Praktik populer penyembuhan spiritual oleh dukun merupakan hal lazim yang dilakukan masyarakat Indonesia. Biasanya mereka ke dukun untuk berkonsultasi berbagai masalah, termasuk soal kesehatan. Sebelum pengetahuan kedokteran berkembang, masyarakat percaya dukun dapat menyembuhkan mereka, di mana dukun bakal mengucapkan berbagai mantra dan memberi pasien obat-obatan herbal. Praktik seperti ini rupanya berhasil menarik perhatian dokter asal Jerman, Friedrich August Carl. Pada tahun 1823, Carl ditugaskan Departemen Kesehatan Hindia Belanda untuk menjadi dokter di Semarang.
Saat bertugas pertama kali, ternyata dia heran kalau orang, baik itu warga lokal atau orang Eropa sekalipun, lebih mempercayai dukun untuk mengatasi masalah kesehatan.

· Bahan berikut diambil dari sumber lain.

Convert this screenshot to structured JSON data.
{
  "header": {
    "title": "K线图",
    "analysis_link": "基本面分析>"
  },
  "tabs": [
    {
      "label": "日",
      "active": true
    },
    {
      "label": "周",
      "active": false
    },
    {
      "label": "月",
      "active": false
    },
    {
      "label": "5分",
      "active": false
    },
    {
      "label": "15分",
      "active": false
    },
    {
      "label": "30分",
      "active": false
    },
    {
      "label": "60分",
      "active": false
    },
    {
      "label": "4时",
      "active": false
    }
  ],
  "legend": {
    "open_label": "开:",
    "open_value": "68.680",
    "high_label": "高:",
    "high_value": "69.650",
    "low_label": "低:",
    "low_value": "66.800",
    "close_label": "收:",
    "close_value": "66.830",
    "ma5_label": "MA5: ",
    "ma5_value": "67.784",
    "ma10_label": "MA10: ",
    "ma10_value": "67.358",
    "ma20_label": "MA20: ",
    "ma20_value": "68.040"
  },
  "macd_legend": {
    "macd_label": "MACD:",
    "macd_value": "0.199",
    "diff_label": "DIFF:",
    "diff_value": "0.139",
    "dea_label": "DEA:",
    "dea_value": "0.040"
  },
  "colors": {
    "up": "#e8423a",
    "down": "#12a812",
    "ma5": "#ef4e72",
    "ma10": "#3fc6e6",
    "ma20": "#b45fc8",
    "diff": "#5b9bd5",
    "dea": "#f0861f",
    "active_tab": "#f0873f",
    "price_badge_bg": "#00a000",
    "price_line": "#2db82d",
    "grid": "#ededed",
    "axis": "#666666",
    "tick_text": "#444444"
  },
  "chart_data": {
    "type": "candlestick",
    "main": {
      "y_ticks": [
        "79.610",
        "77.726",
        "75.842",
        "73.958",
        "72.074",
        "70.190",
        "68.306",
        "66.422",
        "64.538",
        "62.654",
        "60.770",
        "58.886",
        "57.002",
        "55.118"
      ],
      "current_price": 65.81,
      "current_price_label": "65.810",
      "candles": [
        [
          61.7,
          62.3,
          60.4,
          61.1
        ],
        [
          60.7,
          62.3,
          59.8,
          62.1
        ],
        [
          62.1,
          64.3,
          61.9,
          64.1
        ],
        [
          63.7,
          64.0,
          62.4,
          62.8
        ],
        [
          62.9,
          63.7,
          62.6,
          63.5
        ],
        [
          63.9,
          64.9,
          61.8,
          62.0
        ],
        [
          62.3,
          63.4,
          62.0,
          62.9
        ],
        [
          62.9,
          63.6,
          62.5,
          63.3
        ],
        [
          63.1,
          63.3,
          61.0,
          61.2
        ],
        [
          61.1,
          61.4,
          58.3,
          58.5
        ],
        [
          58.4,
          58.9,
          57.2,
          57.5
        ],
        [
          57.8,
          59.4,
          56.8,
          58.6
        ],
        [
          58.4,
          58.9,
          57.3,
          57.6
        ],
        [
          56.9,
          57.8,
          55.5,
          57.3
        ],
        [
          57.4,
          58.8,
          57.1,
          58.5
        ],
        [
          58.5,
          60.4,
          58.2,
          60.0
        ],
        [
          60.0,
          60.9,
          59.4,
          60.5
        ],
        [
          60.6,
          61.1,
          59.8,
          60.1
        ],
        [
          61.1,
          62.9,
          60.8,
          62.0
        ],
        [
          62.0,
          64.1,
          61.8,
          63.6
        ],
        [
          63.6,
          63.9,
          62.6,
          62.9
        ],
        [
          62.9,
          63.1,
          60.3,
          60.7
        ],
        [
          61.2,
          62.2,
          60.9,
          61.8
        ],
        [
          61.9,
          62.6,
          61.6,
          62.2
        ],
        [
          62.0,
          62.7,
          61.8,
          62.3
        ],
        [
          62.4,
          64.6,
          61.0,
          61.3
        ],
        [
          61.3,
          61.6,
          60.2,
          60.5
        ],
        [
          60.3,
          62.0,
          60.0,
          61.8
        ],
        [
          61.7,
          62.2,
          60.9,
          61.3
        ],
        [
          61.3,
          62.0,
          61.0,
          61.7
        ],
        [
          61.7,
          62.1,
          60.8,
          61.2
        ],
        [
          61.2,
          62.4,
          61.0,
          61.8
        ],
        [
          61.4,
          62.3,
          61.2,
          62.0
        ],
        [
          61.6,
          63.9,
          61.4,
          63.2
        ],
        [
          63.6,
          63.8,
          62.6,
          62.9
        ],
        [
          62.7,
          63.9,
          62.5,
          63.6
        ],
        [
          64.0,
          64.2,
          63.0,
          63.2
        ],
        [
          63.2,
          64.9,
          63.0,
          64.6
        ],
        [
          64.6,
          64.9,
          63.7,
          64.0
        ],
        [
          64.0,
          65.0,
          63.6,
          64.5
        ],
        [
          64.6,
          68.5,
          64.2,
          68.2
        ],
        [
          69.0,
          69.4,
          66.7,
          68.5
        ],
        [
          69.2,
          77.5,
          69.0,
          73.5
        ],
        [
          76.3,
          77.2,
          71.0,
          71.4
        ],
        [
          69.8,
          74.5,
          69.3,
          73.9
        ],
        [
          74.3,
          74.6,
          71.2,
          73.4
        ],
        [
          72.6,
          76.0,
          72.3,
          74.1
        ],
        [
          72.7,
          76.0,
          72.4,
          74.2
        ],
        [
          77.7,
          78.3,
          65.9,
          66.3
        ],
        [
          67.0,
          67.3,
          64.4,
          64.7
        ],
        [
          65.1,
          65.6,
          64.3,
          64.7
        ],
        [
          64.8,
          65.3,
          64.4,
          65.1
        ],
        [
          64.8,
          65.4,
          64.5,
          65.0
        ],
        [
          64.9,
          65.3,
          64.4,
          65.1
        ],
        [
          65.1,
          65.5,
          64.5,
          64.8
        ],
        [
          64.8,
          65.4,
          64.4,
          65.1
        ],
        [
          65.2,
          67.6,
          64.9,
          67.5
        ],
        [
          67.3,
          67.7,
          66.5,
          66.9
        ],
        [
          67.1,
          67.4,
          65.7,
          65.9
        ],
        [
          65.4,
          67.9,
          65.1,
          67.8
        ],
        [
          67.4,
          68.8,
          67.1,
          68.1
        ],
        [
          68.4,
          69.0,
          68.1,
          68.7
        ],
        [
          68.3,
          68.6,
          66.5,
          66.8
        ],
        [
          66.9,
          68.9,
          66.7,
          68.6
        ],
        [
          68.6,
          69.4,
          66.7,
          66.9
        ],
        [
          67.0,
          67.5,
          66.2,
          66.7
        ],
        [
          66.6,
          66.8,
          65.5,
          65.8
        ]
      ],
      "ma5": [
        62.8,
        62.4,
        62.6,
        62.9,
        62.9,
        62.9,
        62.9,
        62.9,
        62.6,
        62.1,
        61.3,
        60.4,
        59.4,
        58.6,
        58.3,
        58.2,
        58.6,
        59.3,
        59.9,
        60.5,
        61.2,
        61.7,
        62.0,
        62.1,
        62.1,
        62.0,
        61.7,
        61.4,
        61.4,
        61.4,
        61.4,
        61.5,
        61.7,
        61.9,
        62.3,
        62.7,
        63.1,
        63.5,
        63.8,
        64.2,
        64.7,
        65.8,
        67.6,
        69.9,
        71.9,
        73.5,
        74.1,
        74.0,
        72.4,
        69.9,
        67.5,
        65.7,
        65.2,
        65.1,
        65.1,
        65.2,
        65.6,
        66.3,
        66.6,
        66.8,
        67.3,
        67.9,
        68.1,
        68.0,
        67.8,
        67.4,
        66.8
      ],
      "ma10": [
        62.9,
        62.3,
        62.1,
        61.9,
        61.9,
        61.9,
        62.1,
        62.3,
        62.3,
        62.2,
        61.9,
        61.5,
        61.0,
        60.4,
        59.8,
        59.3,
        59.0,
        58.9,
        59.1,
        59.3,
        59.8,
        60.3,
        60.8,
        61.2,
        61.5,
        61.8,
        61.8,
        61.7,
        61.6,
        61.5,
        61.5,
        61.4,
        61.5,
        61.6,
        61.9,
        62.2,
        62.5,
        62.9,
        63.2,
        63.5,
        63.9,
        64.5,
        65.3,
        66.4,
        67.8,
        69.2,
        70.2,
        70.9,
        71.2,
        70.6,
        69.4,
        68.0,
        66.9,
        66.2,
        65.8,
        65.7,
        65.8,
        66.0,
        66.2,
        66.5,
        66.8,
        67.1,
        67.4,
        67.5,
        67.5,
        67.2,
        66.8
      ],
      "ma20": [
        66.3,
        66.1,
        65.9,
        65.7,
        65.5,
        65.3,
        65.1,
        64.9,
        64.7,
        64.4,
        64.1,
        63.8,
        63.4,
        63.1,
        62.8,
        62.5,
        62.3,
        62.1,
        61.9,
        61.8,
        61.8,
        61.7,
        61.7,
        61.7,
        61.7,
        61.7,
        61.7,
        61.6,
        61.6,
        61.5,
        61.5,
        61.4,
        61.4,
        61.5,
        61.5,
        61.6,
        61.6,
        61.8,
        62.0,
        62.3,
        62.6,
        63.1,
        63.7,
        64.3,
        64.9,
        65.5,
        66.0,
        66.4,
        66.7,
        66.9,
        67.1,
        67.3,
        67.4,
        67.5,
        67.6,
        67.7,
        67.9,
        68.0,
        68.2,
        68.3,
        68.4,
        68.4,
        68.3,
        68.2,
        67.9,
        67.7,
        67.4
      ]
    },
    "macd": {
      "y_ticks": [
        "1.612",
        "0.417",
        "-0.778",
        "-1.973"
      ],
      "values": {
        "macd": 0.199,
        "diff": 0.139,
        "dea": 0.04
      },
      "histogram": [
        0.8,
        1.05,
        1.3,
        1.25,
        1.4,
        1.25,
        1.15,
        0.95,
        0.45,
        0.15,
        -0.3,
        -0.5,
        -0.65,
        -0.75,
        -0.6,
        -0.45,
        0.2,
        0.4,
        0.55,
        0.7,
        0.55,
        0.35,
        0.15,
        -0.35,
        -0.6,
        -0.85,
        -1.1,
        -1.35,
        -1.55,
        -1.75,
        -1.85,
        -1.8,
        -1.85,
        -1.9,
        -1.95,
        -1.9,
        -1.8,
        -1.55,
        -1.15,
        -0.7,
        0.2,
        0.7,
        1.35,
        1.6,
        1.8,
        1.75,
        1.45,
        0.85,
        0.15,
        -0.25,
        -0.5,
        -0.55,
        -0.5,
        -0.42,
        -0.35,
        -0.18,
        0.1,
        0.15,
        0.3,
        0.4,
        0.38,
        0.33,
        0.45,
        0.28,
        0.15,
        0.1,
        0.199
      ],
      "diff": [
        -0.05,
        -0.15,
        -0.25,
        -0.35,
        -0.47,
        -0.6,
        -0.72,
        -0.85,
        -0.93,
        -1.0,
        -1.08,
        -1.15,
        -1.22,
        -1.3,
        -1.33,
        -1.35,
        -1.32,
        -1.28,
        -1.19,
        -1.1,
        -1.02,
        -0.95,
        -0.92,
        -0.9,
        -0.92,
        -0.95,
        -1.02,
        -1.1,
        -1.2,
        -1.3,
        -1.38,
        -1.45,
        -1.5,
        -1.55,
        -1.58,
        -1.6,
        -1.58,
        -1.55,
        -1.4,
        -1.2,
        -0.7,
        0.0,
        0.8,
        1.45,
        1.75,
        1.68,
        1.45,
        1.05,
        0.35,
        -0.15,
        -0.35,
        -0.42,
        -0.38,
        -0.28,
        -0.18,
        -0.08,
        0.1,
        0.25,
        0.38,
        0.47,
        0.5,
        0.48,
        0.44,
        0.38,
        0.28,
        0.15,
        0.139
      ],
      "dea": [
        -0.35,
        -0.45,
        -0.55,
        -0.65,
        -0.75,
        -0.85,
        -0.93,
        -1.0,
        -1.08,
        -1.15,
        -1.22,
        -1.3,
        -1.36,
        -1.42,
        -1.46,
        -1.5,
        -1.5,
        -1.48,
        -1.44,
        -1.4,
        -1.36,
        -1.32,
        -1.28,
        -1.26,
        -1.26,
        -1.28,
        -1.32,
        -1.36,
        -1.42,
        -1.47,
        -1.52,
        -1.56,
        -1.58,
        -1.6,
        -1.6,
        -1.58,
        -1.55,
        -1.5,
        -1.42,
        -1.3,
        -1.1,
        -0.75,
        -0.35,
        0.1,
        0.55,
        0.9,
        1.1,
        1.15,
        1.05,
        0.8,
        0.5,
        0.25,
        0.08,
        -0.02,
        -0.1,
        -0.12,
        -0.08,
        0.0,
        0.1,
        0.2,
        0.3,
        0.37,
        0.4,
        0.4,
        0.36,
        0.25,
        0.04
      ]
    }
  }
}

Dan, menariknya mereka justru banyak yang sehat kembali usai datang ke dukun. Tentu saja, Carl bertanya-tanya: kenapa bisa berhasil, padahal pengobatannya tak sesuai ilmu kedokteran yang dia pelajari. Sebagai informasi, di Hindia Belanda minim obat-obatan modern, tak seperti di Eropa. Pertanyaan seperti ini sebenarnya dipikirkan juga oleh banyak dokter Eropa lainnya. Bahkan, sudah sejak lama dokter Eropa merasa tersaingi oleh dukun.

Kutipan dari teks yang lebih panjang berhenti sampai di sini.